Keterbatasan fasilitas sekolah juga menjadi beban tersendiri bagi mereka. Akan
tetapi, di tengah keterbatasan itu tidak menyurutkan semangat belajar mereka.
Jika hari hujan atau jalan becek mereka masih tetap berusaha berangkat sekolah,
meskipun saat berangkat mereka menggunakan baju biasa dan ketika sampai di
sekolah mereka kemudian ganti baju seragam sekolah. Menyampaikan ilmu kepada
mereka membutuhkan kesabaran dan ketulusan, karena mereka bukanlah anak-anak
kota yang siap menerima pelajaran dengan begitu banyaknya materi. Materi-materi
yang
disampaikan kepada mereka harus sedikit demi sedikit, hal ini dikarenakan
adanya keterbatasan fasilitas dan daya tangkap mereka yang terbatas. Adanya
keterbatasan dari mereka, memberi energi tersendiri bagi kami bahwa mereka
butuh bimbingan dan betapa bahagianya bagi kami bisa membimbing mereka.

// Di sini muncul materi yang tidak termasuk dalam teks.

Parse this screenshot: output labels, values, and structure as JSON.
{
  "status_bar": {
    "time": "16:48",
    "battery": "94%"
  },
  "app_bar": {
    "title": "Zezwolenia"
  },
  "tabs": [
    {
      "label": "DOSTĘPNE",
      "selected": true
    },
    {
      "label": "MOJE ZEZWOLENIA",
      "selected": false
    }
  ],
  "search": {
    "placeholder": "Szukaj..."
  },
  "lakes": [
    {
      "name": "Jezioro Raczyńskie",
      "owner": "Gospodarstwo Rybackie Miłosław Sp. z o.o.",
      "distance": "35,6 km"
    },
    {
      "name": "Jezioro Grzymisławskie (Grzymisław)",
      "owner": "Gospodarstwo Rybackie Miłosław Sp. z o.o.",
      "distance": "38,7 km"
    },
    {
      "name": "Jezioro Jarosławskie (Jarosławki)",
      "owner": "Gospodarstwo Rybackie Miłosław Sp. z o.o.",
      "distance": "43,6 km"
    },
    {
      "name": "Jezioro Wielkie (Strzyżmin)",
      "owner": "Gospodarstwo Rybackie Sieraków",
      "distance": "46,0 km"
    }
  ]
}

Walaupun kami terutama saya belum bisa dikatakan pendidik bagi mereka, tapi
setidaknya saya dapat memberikan ilmu yang saya miliki untuk mereka. Mereka
gunakan ataupun tidak, namun setidaknya dari ilmu-ilmu yang kami sampaikan
kepada mereka memberi gambaran pada mereka bahwa negeri ini butuh mereka.

Satu
tahun berada di tempat ini memberikan saya banyak pengalaman yang sulit
diungkapkan. Merasa beruntung ditugaskan di sini dan bertemu dengan orang-orang
hebat yang mampu bertahan dalam kondisi sesulit itu. Bahkan dengan canda tawa,
mereka mengajak kami untuk mencari sayur di hutan, belajar bersama dan bermain
ke sungai. Tidak jarang mereka mengajak kami untuk nyantuk durian (menunggu durian jatuh) ketika musim durian tiba.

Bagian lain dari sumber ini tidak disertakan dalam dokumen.